While the firm has an enviable customer retention rate in the high 90s, some clients inevitably leave when their contracts are up. But Sicard said Kinaxis is seeing more and more enterprise customers return to the fold, augmenting the company’s growing list of new signings and sales prospects.
“We’re looking at the pipeline and we’re seeing very healthy activity in the enterprise class,” he said. “You’re going to see a continuation of those (customer wins), based on what I see in the pipeline.”
$12.5M profit
In addition to reeling in more customers than ever before, Kinaxis is getting its platform up and running in clients’ factories faster. Sicard noted the company is seeing an uptick in demand for its RapidStart software that can begin delivering results in as little as eight weeks – a much shorter process than the months-long initiation customers used to go through.
The first quarter saw Kinaxis make especially robust gains in subscription term licence revenue – which grew more than 1,000 per cent year-over-year to $23.5 million as a new three-year cycle of customer renewals kicked off – and professional services, which posted growth of nearly 80 per cent to more than $21 million as new customers needed to get trained and onboarded.
All that additional income helped Kinaxis flip from a loss of $1.5 million in the first quarter of 2021 to a profit of $12.5 million this year.
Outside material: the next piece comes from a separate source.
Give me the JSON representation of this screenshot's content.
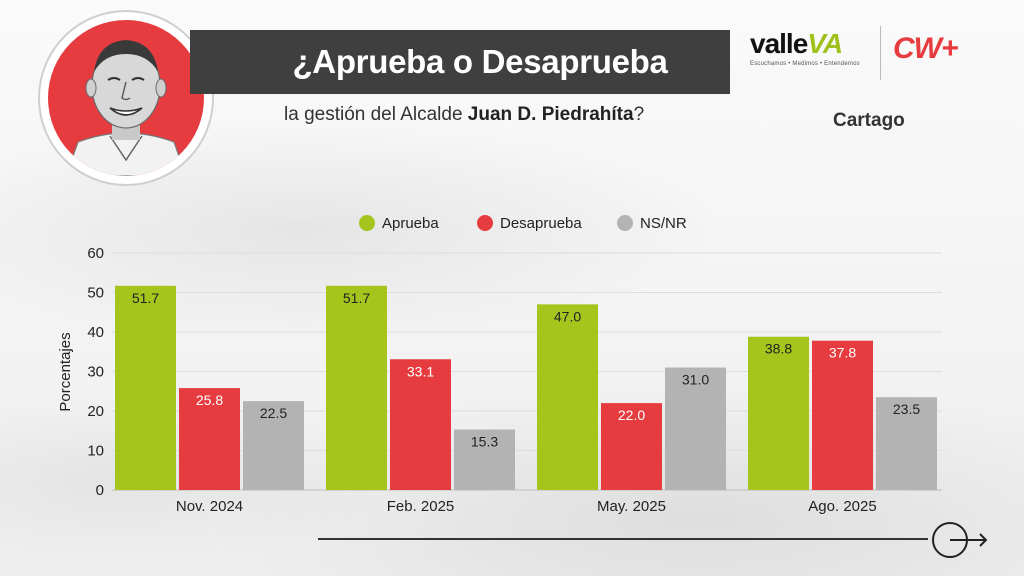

Meanwhile, Kinaxis’s annual recurring revenues – a relatively new metric aimed at giving investors an updated snapshot of the total annual value of all recurring subscription contracts, including SaaS, term licensing and maintenance revenue, at a specific point in time – rose 24 per cent from a year earlier to $236 million in constant currency.
Kinaxis chief financial officer Blaine Fitzgerald said the company is riding a wave of momentum that’s showing no signs of running out of steam.
“We’re in one of those situations that I think every CFO wants to be in where things are rolling in our favour in a lot of different respects,” he said.